Several different ways of
reading the Bible, each indicative of a different understanding of Scripture,
exist. Over the course of four posts, I will explore six different approaches
to understanding the Bible, rejecting five, and arguing that the sixth respects
the Scriptures as containing everything necessary for salvation while
interpreting them in a way that is congruent with a reasonable and more general
epistemology.
Christians honor their
Scriptures not because the Bible says it is true (many other books and
scriptures make this claim) or anyone can prove that God gave us the Bible (many
other people claim that God gave them a book or books). Christians honor their
Scriptures because generations of people for millennia have found their lives
transformed from death to life and from brokenness to wholeness, as they
experienced God's light shining through the Scriptures.
First, one can read the Bible as
literally God’s word. Notwithstanding widespread claims among Christian fundamentalists
about holding this understanding, few people really act as if they think the
Bible is literally God's word. If God spoke the words of Scripture, then:
1.
Reading Scripture in the original language is
imperative. Any translation loses important nuances and changes meaning. If God
actually spoke the words found in Scripture, then God obviously wants people to
experience the nuances and flavor of the language in which God spoke.
2.
Obeying every command, including the 613 found
in the Old Testament, is equally imperative. Women, for example, during their menstrual
period are unclean and thus should not sleep in the community or sit on the
same furniture as other people. The people of God should throw stones at anyone
who blasphemes (that is, misuses God's name) until that person dies. No
believer should lend money to another believer at interest.
3.
Believers will want to spend much time
memorizing Scripture, both to learn what it teaches and because few things
could be more precious than God's actual words.
If this sounds a lot like
Islamism, it should. Muslims believe the Koran is literally the word God spoke
to Mohammed. Muslims read and study the Koran only in Arabic (the original language).

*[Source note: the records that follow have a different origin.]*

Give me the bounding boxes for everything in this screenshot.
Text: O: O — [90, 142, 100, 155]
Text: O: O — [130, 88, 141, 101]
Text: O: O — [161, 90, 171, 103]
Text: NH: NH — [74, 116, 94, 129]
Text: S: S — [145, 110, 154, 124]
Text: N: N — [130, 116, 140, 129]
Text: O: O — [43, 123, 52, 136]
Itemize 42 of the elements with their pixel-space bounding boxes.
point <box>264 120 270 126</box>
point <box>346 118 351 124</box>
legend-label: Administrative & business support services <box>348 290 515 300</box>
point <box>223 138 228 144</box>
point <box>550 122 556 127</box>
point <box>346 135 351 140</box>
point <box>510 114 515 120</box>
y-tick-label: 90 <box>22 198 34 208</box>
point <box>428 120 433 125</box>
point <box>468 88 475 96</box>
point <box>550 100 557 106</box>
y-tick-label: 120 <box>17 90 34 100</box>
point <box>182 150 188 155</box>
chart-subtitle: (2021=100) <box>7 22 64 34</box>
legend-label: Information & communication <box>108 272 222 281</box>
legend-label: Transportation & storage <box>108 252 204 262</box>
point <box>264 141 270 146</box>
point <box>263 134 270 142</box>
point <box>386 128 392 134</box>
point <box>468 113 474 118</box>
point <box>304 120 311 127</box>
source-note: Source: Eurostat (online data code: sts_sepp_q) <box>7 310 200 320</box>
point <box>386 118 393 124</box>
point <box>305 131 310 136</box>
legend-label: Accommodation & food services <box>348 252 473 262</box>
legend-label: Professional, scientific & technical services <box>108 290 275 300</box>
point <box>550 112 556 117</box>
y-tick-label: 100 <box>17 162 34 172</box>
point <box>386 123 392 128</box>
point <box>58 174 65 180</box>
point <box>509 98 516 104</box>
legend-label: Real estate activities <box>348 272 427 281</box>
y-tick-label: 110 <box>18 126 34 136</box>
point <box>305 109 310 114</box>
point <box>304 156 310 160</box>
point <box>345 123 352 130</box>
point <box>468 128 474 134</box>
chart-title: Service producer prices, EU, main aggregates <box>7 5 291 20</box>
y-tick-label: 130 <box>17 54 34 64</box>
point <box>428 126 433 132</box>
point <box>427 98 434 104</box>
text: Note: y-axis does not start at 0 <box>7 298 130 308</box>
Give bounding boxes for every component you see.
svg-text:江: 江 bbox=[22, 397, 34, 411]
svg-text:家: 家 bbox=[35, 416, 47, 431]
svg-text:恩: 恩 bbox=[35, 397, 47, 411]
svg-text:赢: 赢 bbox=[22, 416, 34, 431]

They seek to follow all of its teachings exactly. And they spend hours and hours
memorizing it.
This has never been the prevalent
or orthodox Christian understanding of Scripture. Christians identify Jesus,
not a written text, as the word of God. Christians were quick to translate the
Bible into the vernacular and recognize that not all of its commands are
equally binding. Christians have widely believed that reading and studying the
Scriptures had the power to transform a person’s life.
2 comments:
I am quite eager to follow this series. I posted a brief, far less nuanced post on this topic myself about a month ago over on my blog.
While my own stance is very embracing of a symbolic reading, I am curious if you have a specific refutation for those readers who claim the KJV is "more correct" than the original writings. I have more than once had a bible literalist inform me that the KJV translation work was guided by God to correct errors which had crept into the other texts and thus where they vary, the KJV is the actual word of God. Other than a shocking degree of ethnocentrism, I am curious what rebuttals you may have found useful.
You pose a good question, one that my current series of posts does not address. I'll write a post on choosing an English version of the Bible to read sometime in the next couple of weeks.